Kenzo invite à la danse dans sa collection automne-hiver 2021-2022
Pour la première collection de Kenzo depuis la disparition de son fondateur Kenzo Takada, Felipe Oliveira Baptista décide de rendre hommage au créateur japonais avec un vestiaire réinterprétant les archives du label. En résulte un vestiaire tout en couleurs, imprimés et mouvements, mis en scène dans une vidéo où les mannequins se livrent à une danse effrénée.
Par Matthieu Jacquet.
Le 4 octobre dernier, la mode perdait l’un de ses grands noms : le créateur japonais Kenzo Takada. À 81 ans, celui qui avait donné son prénom à son propre label en 1980 s’éteignait des suites du Covid-19, laissant derrière lui un héritage très vivace poursuivi depuis 1999 par les différents directeurs artistiques à la tête de son empire. Felipe Oliveira Baptista est le dernier de cette liste : seulement un an après son arrivée dans la maison en juillet 2019, le créateur portugais s’est vu confié la lourde tâche d’imaginer la première collection de Kenzo après le décès de son fondateur. Une triste actualité qui provoque finalement chez lui une véritable impulsion créative. Pendant des semaines, le directeur artistique parcourt les collections de Kenzo Takada, de 1978 à 1985, et choisit de croiser ses propres archives avec celles de son aîné. Au total, soixante-dix silhouettes matérialisent cette hybridation de deux univers reliés par un même ADN : celui du label. Et comme une évidence, celle-ci passe par une explosion de couleurs et d’imprimés, mais aussi une ode au mouvement.
Pour matérialiser cela, Felipe Olivera Baptista opte pour des coupes amples et longues et des matières fluides qui glissent, tantôt lourdement tantôt légèrement, sur le corps. Des manteaux portés comme des capes en drap de laine doublée, des trenchs en cuir, des robes droites ceinturées, pantalons larges et jupes longues fendues font du corps un support graphique à part entière alors qu’y vibrent des motifs à carreaux, rayures, chaînes, petits oiseaux ou encore de multiples déclinaisons d’imprimés floraux. Le directeur artistique du label, qui avait pour le printemps-été 2021 recouvert ses modèles de chapeaux voilés et d’ensembles enveloppants évoquant l’uniforme d’apiculteur, prolonge également ce vestiaire protecteur par de nouvelles silhouettes monochromes bleu électrique, orange et vert fluo, plusieurs blousons matelassés – technique qu’affectionnait particulièrement Kenzo Takada –, des combinaisons intégrales et autres pulls en laine qui, ensemble, recouvrent la quasi intégralité du corps, de leurs capuchons à visière jusqu’aux bottes dont la forme évoque des chaussures de ski.
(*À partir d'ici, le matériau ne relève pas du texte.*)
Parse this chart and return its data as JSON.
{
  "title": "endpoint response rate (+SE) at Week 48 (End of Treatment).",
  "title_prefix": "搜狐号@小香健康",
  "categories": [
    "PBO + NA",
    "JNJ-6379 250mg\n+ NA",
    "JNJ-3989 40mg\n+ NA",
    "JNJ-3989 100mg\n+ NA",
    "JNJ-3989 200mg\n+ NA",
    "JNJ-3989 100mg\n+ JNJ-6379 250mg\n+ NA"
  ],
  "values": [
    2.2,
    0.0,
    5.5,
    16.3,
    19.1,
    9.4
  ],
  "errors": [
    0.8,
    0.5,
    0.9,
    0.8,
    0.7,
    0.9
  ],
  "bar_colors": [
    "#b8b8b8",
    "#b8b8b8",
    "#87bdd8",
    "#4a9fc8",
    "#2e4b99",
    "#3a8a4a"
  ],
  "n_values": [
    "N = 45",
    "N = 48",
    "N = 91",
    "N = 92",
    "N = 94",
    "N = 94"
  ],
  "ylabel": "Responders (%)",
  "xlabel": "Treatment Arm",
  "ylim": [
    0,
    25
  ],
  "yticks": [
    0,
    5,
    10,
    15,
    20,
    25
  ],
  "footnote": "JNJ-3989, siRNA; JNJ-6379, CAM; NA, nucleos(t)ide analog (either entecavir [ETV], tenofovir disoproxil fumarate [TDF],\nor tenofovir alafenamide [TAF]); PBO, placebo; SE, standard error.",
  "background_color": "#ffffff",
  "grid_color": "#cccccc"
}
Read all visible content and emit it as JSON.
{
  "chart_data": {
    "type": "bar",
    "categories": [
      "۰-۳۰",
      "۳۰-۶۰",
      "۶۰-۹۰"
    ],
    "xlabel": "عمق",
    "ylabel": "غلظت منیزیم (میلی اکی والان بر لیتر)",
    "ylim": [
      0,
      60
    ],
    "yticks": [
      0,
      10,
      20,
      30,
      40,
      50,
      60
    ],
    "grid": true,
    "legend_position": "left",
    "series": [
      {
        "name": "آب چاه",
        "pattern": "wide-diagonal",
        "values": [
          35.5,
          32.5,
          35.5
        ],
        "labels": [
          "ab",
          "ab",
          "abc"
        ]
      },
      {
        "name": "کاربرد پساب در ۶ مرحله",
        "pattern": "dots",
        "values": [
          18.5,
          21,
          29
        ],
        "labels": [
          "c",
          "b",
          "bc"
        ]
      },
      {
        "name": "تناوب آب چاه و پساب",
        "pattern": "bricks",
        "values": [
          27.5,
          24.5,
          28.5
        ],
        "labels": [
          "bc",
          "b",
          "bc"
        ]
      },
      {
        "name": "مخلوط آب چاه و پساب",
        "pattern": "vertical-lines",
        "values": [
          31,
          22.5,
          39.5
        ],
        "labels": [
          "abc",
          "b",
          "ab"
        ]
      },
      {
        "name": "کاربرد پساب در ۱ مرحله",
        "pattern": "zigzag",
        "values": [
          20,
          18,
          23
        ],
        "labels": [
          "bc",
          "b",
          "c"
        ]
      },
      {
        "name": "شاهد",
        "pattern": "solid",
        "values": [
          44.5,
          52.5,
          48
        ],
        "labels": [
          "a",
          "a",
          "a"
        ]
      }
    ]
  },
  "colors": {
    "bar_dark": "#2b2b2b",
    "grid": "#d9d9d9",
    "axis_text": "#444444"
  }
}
Afin de mettre en scène cet hommage à la fête et à la vie, le créateur portugais présente la collection automne-hiver 2021-2022 lors d’une performance animée et jubilatoire durant laquelle les mannequins s’élancent et dansent sur une scène circulaire blanche. Ainsi réunie comme entre les murs d’un club sur un morceau de l’artiste Planningtorock, cette assemblée fait jaillir par ces envolées physiques une profusion visuelle à l’image du collage d’influences opéré par ce nouveau vestiaire, avant que chaque mannequin ne tombe au sol, épuisé. Au fil de ses onze minutes, la vidéo fait autant écho au désir ardent de se réunir et de danser, partagé dans le monde entier depuis un an, qu’à l’esprit regretté de Kenzo Takada : après tout, le créateur japonais lui-même affirmait que son travail avait “toujours été axé sur la liberté et l’harmonie”.